As I see it,  three people were at fault:
1. The Race Directors - the course was not marked and a group of us went the wrong way and the crash happened, on pavement! eek while I was turning around, U turn.
2. Me - Yep, needed to make sure the path was clear before turning
3. The Poor Gal - needed the control to avoid me on the road

She clearly had a concussion and was in agony. It was really scary. I have never been involved in an accident with another rider, much less on pavement. I ignored my own gushy, bloody elbow and held her hand while the EMTs were called and arrived. I waited with her, praying her neck was not broken, til they put her on the back board and loaded her up. She was valiantly trying not to black out.
* Good news: she contacted me via Facebook the next day and said despite the concussion she is on the mend!



A happy moment! I got a second place medal in my age group. Captured by pro photographer Conner Jay, whom I had the pleasure of meeting when he took the other picture, of my bloodied elbow!

Very intense experience. I am grateful to find out tonight she is okay. Despite the blood and adrenalin and guilt for my part of the crash, I declined treatment and said I wanted to finish. I did finish and am proud that I continued. At the very back of the pack with the last few stragglers from beginning men.

I did get a medal which was satisfying for a different reason
To me, it was a reward for doing the right thing: sitting with the gal who was hurt, reassuring her and staying til she left.
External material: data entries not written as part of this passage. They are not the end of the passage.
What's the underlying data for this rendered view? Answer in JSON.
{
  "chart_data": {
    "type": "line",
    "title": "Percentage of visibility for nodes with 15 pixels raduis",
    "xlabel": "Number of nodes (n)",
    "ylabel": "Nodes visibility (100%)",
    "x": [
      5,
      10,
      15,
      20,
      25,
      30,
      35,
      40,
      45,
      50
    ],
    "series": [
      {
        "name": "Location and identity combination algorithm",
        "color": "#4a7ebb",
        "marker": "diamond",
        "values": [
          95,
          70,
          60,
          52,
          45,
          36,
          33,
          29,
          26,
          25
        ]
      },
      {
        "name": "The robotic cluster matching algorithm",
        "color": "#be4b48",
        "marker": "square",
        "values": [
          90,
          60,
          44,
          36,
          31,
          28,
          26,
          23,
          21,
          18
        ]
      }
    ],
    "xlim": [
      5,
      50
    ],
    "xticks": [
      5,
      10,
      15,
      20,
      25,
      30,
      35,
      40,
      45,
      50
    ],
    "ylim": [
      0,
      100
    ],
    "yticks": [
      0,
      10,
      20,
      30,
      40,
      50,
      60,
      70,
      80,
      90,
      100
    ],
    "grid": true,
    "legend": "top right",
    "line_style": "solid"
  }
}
After I crossed the finish line, I was cold wet and eager to have my wound cleaned. I was irritated that there were no medics left (both had taken off with the injured gal). Seemed irresponsible to me that there were none onsite should other issues arise. Thankfully, Andrew Murray, after his own race, was on hand and used his EMT training to clean my wound as well as any pro. In fact, much later, when the EMT returned and asked to see my wound, after she looked at the great bandage job he had done, she too, felt confident he had done an ace job.